Biden’s border incompetence limits our capacity to help Afghans

President Joe Biden’s Afghanistan disaster has endangered the lives of thousands of U.S. citizens and Afghan allies. But his bungling of security at the southern border will make it much harder to help tens of thousands more Afghans.

At least eight Afghans have died at the Kabul airport this week, as tens of thousands of U.S. citizens and Afghans try to flee the victorious Taliban. Amid the chaos and violence, the Taliban have set up checkpoints looking for Americans and European allies, reportedly beating women and children who fail to comply.

There are an estimated 10,000 U.S. citizens who are still stuck in Afghanistan, and another 20,000 Afghan interpreters and others who helped the war effort and will qualify for special immigrant visas already approved by Congress.

If Biden had not foolishly surrendered Bagram Airfield months ago, it would have been much easier to get these people to safety. And hopefully, each and every one of these people will escape Afghanistan alive. But they are not the only ones seeking to leave.

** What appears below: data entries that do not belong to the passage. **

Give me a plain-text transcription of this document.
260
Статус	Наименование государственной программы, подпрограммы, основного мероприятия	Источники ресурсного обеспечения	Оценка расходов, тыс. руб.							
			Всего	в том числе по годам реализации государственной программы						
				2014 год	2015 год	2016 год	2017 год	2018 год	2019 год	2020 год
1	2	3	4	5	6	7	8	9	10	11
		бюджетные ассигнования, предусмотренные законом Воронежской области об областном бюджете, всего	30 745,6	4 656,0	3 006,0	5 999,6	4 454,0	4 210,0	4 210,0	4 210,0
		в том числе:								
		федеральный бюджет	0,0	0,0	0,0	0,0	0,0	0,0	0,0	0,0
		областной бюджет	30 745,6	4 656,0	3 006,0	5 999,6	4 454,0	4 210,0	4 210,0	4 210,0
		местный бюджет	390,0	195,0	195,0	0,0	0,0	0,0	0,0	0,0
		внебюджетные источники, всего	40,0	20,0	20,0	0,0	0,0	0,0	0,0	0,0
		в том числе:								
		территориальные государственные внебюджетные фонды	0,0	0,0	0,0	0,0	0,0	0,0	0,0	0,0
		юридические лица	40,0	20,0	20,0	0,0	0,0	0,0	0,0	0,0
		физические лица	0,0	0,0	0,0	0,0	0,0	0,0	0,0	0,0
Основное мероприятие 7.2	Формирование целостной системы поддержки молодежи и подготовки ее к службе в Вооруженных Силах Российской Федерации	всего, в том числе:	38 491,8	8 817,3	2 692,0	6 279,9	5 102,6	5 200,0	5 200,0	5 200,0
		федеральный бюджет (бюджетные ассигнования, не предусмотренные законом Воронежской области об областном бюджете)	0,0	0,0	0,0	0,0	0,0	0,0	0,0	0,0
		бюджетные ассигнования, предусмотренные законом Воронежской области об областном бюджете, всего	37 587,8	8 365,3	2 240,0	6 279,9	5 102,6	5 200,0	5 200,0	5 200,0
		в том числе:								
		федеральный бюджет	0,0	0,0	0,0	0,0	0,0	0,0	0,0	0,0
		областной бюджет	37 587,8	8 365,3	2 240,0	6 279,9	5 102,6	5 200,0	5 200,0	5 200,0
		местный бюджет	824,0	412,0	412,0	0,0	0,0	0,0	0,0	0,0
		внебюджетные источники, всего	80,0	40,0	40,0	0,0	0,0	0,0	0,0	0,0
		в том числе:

Between 2015 and 2020, almost 600,000 Afghans requested asylum in the European Union. Another 400,000 Afghans have been forced to leave their homes since fighting began this year. The U.N. Refugee Agency estimates that 30,000 refugees are leaving Afghanistan on a weekly basis.

Where will all these Afghans go?

After more than a million migrants fled to Europe from Syria in 2015, even formerly generous countries such as Germany became wary of taking in more refugees. “We cannot solve all of these problems by taking everyone in,” Angela Merkel said of Afghan refugees earlier this year.

Ideally, the United States would be a good destination for refugees fleeing a despotic and violent regime known for executing dissenters. But after years of Democrats encouraging abuse of our asylum system by those lacking any legitimate claim, the public feels taken advantage of.

Migrants wishing to qualify for asylum in the U.S. must show they are being persecuted in their home country based on five specific criteria: race, religion, nationality, membership in a particular social group, or political opinion. Afghans fleeing Afghanistan because the Taliban will kill them for not following Sharia law would seem to fit easily into either the “religion” or “political opinion” category.

But since 2014, the U.S. southern border has been overrun with migrants making dubious asylum claims that do not fit any of these categories. Read any story about the new border crisis that Biden has caused, and you’ll hear that some combination of poverty, crime, violence, and even climate change are the reasons migrants are coming to the U.S. These may be good reasons for someone to try and leave their home country, but they are not legal grounds for asylum in the U.S.

And yet since 2014, hundreds of thousands of migrants have been allowed to enter and live in the U.S. while their clearly bogus asylum claims are litigated. Few of these migrants are ever granted asylum protection, but it is still a big win for them because fewer still are ever found and deported. Instead, the vast majority never finish their case in court and then live illegally in the U.S., waiting for the next amnesty from Democrats in Congress. No wonder the public has lost confidence in the asylum system.

If President Biden wants to help the Afghan people fleeing for their lives from the Taliban, his first order of business should be to restore order to Kabul airport and possibly even retake Bagram Airfield. But here at home, he could significantly improve support for taking in more Afghan refugees by ending the “catch and release” policies on the southern border that have created the current crisis.